Did you wear a designer dress?

No! It was just like sparkly, super corny, over-the-top prom. We got the corsages, we did the whole thing. I was like, "I gotta have this one dumb experience that everyone gets." I'm really glad I did it.

I'm always curious about this with artists and celebrities. What is your relationship to the internet and social media like?

I fucking hate the internet. I hate it. I'm an old lady and I don't know anybody else my age who agrees with me on this. But I don't like talking to people on the phone. I don't like texting people. I don't like facetiming people. If I'm on facetime I'm just sitting there like, on the inside, I want to explode. I just want to put my phone down and go do something else. Anything else. I'd rather be sitting on my couch doing nothing, being in that moment doing nothing. I don't like any of that stuff. I don't like cell phones. I don't like always being reachable.

As an artist, I don't like the fact that the internet brings this mindset of "we know you." I think it's really weird that people who I've never met, think that it's their place to speak on my life. I won't go on Twitter for a few days and when I come back people will have tweeted at me like 1000 times, 'Where have you been, how could you not be talking to us?" And I'm like, "I was out living my life." I mean, it's cool that you can connect with so many people from far away so quickly, just all the same time. But I think that we abuse it. I don't think we use social media platforms for their original purpose. It's about bragging, it's about pretending your life is better than it is, and making other people feel bad because their life doesn't look as cool as yours does. It's about nitpicking people's lives and finding things that you don't like, rather than about actually connecting or togetherness. People also just take it too seriously. I don't think it matters. Real life matters. Put your phone away and just like that, it's gone. It's gone in an instant. How can something really matter that much if it disappears that easily?

Do you think you'd be happier if it all disappeared?

I've always fantasized about being a musician in the '90s. Or the '70s, because that was a great time for music. Before you had to have a big following on a social media platform in order for people to care about what you're doing. Sometimes people even ask me about my following before they ask me about my music, and that's really sad. I think it's cool that I can talk to all my fans and my friends who live far away that easily. But people live without it, so I think we don't really need it. Sometimes I fantasize about what it would be like to make music in a time where music spoke for itself and Instagram didn't speak for it.

"It sometimes makes me really sad that that I don't have a lot of shared experiences with other young people.
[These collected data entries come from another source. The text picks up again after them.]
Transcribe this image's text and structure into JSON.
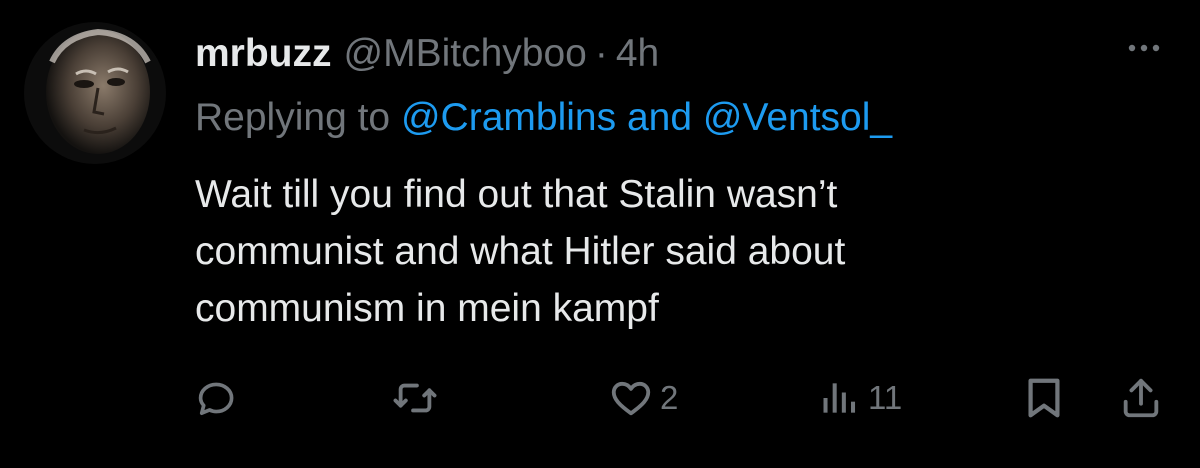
{
  "tweet": {
    "display_name": "mrbuzz",
    "handle": "@MBitchyboo",
    "separator": "·",
    "timestamp": "4h",
    "reply": {
      "prefix": "Replying to",
      "mentions": [
        "@Cramblins",
        "@Ventsol_"
      ],
      "joiner": "and"
    },
    "body_lines": [
      "Wait till you find out that Stalin wasn’t",
      "communist and what Hitler said about",
      "communism in mein kampf"
    ],
    "actions": {
      "reply_icon": "reply-icon",
      "retweet_icon": "retweet-icon",
      "like_icon": "heart-icon",
      "like_count": "2",
      "views_icon": "views-icon",
      "views_count": "11",
      "bookmark_icon": "bookmark-icon",
      "share_icon": "share-icon"
    },
    "more_icon": "more-icon"
  },
  "colors": {
    "background": "#000000",
    "text": "#e7e9ea",
    "secondary": "#71767b",
    "link": "#1d9bf0"
  }
}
It can be really alienating and lonely."

You're on tour right now. What has that been like?

You release music and it's weird, because you write it alone and only one or two other people in the entire world heard it. And then you release it, and you see the streams going up and there are people out there listening to it. But it doesn't seem real until you are with them and they're singing the words. There are people the world listening to my song so many times that they know the words, that I wrote when I was just sitting in a little room. It really makes it feel rewarding. It really makes it seem important. It's a good feeling.
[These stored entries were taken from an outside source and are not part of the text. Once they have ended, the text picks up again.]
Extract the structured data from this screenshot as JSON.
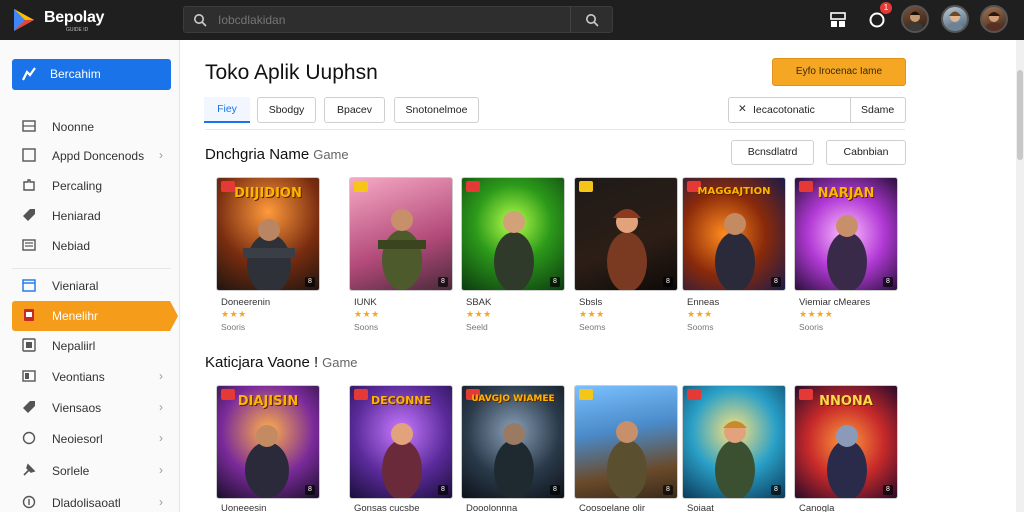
{
  "header": {
    "brand": "Bepolay",
    "brand_sub": "GUIDE ID",
    "search_placeholder": "Iobcdlakidan",
    "icons": [
      "app-grid-icon",
      "notification-icon",
      "avatar"
    ],
    "notification_count": "1"
  },
  "sidebar": {
    "primary_label": "Bercahim",
    "items": [
      {
        "label": "Noonne",
        "chevron": false,
        "icon": "list-icon"
      },
      {
        "label": "Appd Doncenods",
        "chevron": true,
        "icon": "square-icon"
      },
      {
        "label": "Percaling",
        "chevron": false,
        "icon": "puzzle-icon"
      },
      {
        "label": "Heniarad",
        "chevron": false,
        "icon": "tag-icon"
      },
      {
        "label": "Nebiad",
        "chevron": false,
        "icon": "document-icon"
      },
      {
        "label": "Vieniaral",
        "chevron": false,
        "icon": "calendar-icon"
      },
      {
        "label": "Menelihr",
        "chevron": false,
        "icon": "box-icon",
        "active": true
      },
      {
        "label": "Nepaliirl",
        "chevron": false,
        "icon": "folder-icon"
      },
      {
        "label": "Veontians",
        "chevron": true,
        "icon": "bookmark-icon"
      },
      {
        "label": "Viensaos",
        "chevron": true,
        "icon": "tag-icon"
      },
      {
        "label": "Neoiesorl",
        "chevron": true,
        "icon": "circle-icon"
      },
      {
        "label": "Sorlele",
        "chevron": true,
        "icon": "pin-icon"
      },
      {
        "label": "Dladolisaoatl",
        "chevron": true,
        "icon": "circle-icon"
      }
    ]
  },
  "main": {
    "title": "Toko Aplik Uuphsn",
    "cta": "Eyfo Irocenac Iame",
    "tabs": [
      "Fiey",
      "Sbodgy",
      "Bpacev",
      "Snotonelmoe"
    ],
    "filter": {
      "left": "Iecacotonatic",
      "right": "Sdame"
    },
    "sections": [
      {
        "title": "Dnchgria Name",
        "suffix": "Game",
        "buttons": [
          "Bcnsdlatrd",
          "Cabnbian"
        ],
        "cards": [
          {
            "banner": "DIIJIDION",
            "title": "Doneerenin",
            "stars": "★★★",
            "count": "Sooris"
          },
          {
            "banner": "",
            "title": "IUNK",
            "stars": "★★★",
            "count": "Soons"
          },
          {
            "banner": "",
            "title": "SBAK",
            "stars": "★★★",
            "count": "Seeld"
          },
          {
            "banner": "",
            "title": "Sbsls",
            "stars": "★★★",
            "count": "Seoms"
          },
          {
            "banner": "MAGGAJTION",
            "title": "Enneas",
            "stars": "★★★",
            "count": "Sooms"
          },
          {
            "banner": "NARJAN",
            "title": "Viemiar cMeares",
            "stars": "★★★★",
            "count": "Sooris"
          }
        ]
      },
      {
        "title": "Katicjara Vaone !",
        "suffix": "Game",
        "cards": [
          {
            "banner": "DIAJISIN",
            "title": "Uoneeesin",
            "stars": "",
            "count": ""
          },
          {
            "banner": "DECONNE",
            "title": "Gonsas cucsbe",
            "stars": "",
            "count": ""
          },
          {
            "banner": "UAVGJO WIAMEE",
            "title": "Dooolonnna",
            "stars": "",
            "count": ""
          },
          {
            "banner": "",
            "title": "Coosoelane olir",
            "stars": "",
            "count": ""
          },
          {
            "banner": "",
            "title": "Soiaat",
            "stars": "",
            "count": ""
          },
          {
            "banner": "NNONA",
            "title": "Canogla",
            "stars": "",
            "count": ""
          }
        ]
      }
    ]
  },
  "colors": {
    "topbar": "#1f1f1f",
    "primary": "#1a73e8",
    "accent": "#f59c1a",
    "cta": "#f5a623",
    "star": "#f5a623"
  }
}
So, Aurora came out last year. What is inspiring you right now?

On Aurora, I was as truthful as I could be at the time, but I was younger. I wasn't as secure with myself. There were definitely a few things that I would cushion in my lyrics, where I would be extremely truthful. But I was also afraid of certain things. I was afraid of being 100,000%, literally word for word, what is going on in my life today. I would generalize it, I would speak my truth, but in a way that other people could insert their lives into it to where it wasn't super specific.

Pop is kind of this warfare between specificity and universality. How you kind of negotiate that?
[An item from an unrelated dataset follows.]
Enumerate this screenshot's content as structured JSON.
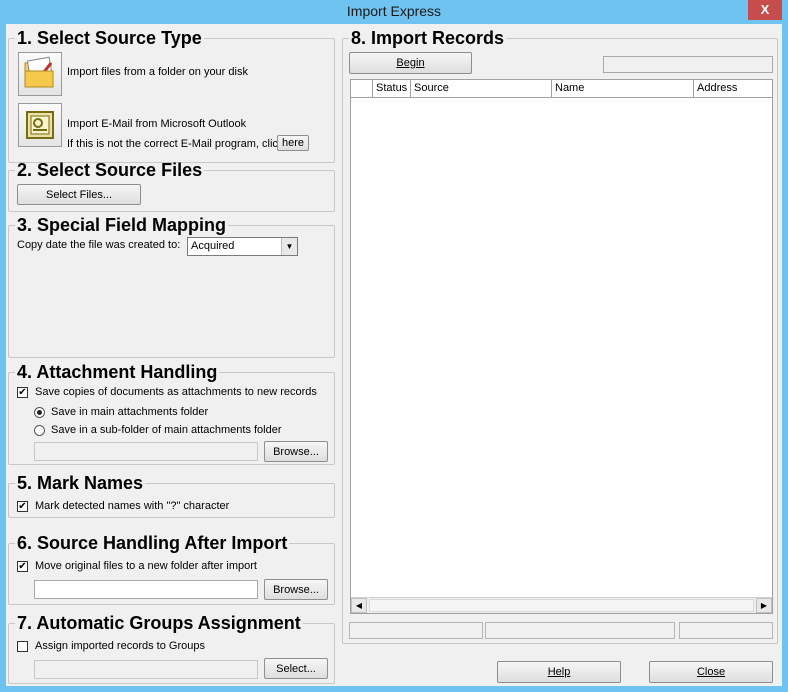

With the new stuff, I still want to be relatable to people. But I'm being a lot more specific. I'm really proud of the music on Aurora, like I love it. It's not like I've gotten older and am like all that shit is corny. I'm really proud of that album. But I want to express myself even further for the new music. And when I was writing Aurora, sometimes I would ask my co-writer, I'd be like, "Is this too weird or specific?" If they were like, "Yeah, maybe," we would make it easier to swallow. With the new stuff, I'm working with people who want me to say exactly what I want, and they love it. I'll be like, "Is this too weird?" And they're like, "Maybe but, who cares? Let's just do it anyway." So with the new stuff that will be filtering in throughout the year, I've been telling specific, true stories about my life, which I don't hear very often in pop music. I always make sure the choruses are open-ended. But on the verses, I have the attitude, "You're a fan of me, you listen to my music, let me tell you a story about myself." I think some people will hate it. But that's fine, because there will be people will love it too. And I love it.

Do you read everything that's written about yourself?

No. Ohhhh no. The best advice anyone in this industry has ever given me is, not to read anything about yourself.

Who gave you that advice?

God I fucking hate saying this... because it makes me seem like a dick, but Harry Styles actually told me that. One Direction came from X Factor UK, so they came to our season. And I guess Harry just liked me, and he appeared in this hallway, like he came to say hi to me. Someone came to get me and was like, "Bea come here, Don't tell anybody." And then we walk into the hallway and Harry is standing there like ,"Hey Bea!" It was crazy, it was really weird. That was a really crazy time in my life. But yeah, we spent quite a while talking and I think I told him — I was like, 13 I didn't know what I was doing — and I was like, "People just don't like my outfits, they don't like what I'm doing, they don't like my voice." And he was like, "Yo, never read what people say about you."

What's a question you get asked too much?

I get asked too much about other artists.

"I fantasize about what it would be like to make music in time where music spoke for itself and Instagram didn't speak for it."

Like who have you met, who do you want to collaborate with?

It's more like, "So you went on tour with this person? Is there any advice that they ever gave you that you can share with us?" I'm like, fucking ask them. I don't know!

Like they're fishing for a story about you and Selena Gomez or something?

Yes exactly! They want to find something where they can make the headline of the interview like "Selena Gomez said this to Bea Miller," and I'm like, "I don't know, y'all can talk to her"! Sometimes I feel like people just want to interview me just to get information about someone they care about more, which sucks... it's not a good feeling. I haven't gotten questions like that in a while, now that I'm doing my own tour, and my own thing. I get it, I'm not the most successful artist in the world. But it used to really bother me when that happened, I'd be like, "I'm here, ask me something about me!"

What's a question you wish people would ask you?

"How are you doing?" Nobody ever asks just, "How are you?" and actually wants to hear the real answer. I think a lot of artists and a lot of people need to be genuinely asked how they're doing and given the freedom to tell the truth in their answer.